Кирилл снял максимально возможную сумму в двадцать пять тысяч рублей, повторил операцию по выдаче наличных ещё два раза, оставив на счёте на всякий пожарный четыреста рублей. На смартфон пришли сообщения об изменении баланса. Кирилл не стал их читать, не вынул девайс из кармана, а, спрятав карту и тоненькую стопочку тысячных и пятитысячных купюр, зашагал к перекрёстку.

Купив моток сырой резины, вернулся к рынку, у лоточников взял два блока сигарет, зажигалку, в аптечном киоске — две пачки презервативов по двенадцать штук. В рядах набрал апельсинов, виноград, персиков и абрикосов. Затем добрался до сладостей. Напоследок затарился сыром и копчёной рыбой. Время подходило к концу, но Егор пока не звонил, и Кирилл прошёлся по непродовольственным ларькам, купил Андрею воздушного змея в виде дракона, Галине — три розы. С подарком для Егора промучился дольше всего, наконец, в ювелирном ларьке присмотрел серебряную цепочку под его крест.
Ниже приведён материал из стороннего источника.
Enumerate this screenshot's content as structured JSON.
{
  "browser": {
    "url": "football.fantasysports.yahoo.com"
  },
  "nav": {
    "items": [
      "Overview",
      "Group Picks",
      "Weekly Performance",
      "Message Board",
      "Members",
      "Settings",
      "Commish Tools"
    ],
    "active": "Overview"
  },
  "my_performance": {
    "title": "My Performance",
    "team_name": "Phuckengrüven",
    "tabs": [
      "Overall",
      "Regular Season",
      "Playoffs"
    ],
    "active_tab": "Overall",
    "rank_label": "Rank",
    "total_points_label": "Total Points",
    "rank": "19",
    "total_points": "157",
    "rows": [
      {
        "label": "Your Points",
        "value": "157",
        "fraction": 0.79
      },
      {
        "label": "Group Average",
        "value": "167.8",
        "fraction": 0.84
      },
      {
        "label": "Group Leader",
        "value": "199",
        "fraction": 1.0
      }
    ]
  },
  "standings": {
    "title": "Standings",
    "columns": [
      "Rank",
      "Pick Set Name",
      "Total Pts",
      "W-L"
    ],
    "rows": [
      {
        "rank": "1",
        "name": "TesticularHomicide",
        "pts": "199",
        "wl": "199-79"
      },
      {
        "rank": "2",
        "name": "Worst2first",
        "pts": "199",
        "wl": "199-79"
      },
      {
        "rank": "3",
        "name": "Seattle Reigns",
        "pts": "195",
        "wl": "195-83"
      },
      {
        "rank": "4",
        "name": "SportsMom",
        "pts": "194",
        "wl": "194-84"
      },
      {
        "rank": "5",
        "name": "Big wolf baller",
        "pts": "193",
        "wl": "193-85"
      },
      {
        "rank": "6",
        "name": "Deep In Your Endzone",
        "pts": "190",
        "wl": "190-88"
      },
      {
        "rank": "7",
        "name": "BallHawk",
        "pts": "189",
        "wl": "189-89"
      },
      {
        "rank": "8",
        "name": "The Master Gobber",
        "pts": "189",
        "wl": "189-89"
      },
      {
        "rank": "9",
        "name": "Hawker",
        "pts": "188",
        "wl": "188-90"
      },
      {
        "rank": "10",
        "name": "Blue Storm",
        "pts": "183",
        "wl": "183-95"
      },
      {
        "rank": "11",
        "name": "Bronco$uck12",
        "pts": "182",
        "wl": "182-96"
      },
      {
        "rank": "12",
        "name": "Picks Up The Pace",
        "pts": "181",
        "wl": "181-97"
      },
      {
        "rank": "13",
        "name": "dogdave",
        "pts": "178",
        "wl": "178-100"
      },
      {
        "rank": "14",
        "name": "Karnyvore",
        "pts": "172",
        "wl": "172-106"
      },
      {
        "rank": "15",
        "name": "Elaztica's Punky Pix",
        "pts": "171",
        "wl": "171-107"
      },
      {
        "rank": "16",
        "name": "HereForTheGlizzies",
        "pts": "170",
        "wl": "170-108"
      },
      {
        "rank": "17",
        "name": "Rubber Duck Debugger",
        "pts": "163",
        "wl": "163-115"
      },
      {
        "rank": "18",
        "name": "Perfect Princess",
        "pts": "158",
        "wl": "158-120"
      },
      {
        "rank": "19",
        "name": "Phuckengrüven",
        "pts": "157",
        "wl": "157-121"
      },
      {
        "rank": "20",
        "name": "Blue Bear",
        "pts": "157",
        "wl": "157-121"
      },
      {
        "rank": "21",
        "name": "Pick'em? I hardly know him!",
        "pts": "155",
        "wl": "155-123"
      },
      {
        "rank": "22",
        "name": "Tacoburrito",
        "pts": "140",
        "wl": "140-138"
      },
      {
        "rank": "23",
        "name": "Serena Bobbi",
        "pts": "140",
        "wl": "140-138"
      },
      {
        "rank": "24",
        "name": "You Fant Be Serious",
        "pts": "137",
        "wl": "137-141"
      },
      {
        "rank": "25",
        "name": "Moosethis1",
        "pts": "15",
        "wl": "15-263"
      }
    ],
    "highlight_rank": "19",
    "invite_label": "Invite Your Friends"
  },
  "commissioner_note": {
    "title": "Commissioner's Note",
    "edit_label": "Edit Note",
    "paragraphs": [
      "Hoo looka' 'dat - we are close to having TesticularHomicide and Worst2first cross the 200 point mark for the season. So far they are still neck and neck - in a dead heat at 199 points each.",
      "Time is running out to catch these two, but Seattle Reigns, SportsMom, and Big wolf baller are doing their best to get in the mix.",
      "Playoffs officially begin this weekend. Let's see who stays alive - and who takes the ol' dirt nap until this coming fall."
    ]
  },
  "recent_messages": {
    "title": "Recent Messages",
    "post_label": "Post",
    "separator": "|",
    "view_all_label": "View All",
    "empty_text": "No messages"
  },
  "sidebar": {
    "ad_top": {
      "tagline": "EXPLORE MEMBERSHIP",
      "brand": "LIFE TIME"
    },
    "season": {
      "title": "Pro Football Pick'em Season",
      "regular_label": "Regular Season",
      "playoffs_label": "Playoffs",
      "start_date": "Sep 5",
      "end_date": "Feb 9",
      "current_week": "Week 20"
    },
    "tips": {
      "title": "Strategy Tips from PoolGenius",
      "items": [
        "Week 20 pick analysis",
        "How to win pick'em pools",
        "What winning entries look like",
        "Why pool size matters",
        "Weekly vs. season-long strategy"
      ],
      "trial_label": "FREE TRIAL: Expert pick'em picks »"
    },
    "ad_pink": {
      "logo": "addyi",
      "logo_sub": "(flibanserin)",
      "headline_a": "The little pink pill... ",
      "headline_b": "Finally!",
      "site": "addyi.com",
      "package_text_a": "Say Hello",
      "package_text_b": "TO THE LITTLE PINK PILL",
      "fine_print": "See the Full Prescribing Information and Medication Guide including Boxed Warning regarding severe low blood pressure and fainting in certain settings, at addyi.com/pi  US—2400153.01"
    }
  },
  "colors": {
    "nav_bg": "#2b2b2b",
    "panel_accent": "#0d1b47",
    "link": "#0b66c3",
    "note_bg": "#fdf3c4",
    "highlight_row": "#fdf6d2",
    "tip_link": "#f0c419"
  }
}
С кучей разномастных, полегче и совсем тяжёлых пакетов, с букетом Калякин заспешил к мотоциклу. Ориентировался на синюю крышу торгового центра, возле которого припарковались, но всё равно еле выбрался из этого самопального шанхая с узкими проходами между палатками и разевающими рты людьми. Он ненавидел рынки.

Руки отваливались от тяжести ноши. Прыти прибавилось, когда увидел чёрную шевелюру Егора, которая возвышалась над крышей приехавшего вместо микроавтобуса синего седана. Тот стоял к Кириллу спиной и складывал покупки в люльку. Обернулся, боковым зрением заметив его приближение, перевёл взгляд на пакеты.

— Зачем?

— Просто так, Егорушка, — увиливая от серьёзного ответа, пропел Калякин. — Должны же мы как-то отпраздновать наше… ну, скажем, нашу прополку картошки? Мы ведь пойдём сегодня на огород? Вот потом и устроим кутёж!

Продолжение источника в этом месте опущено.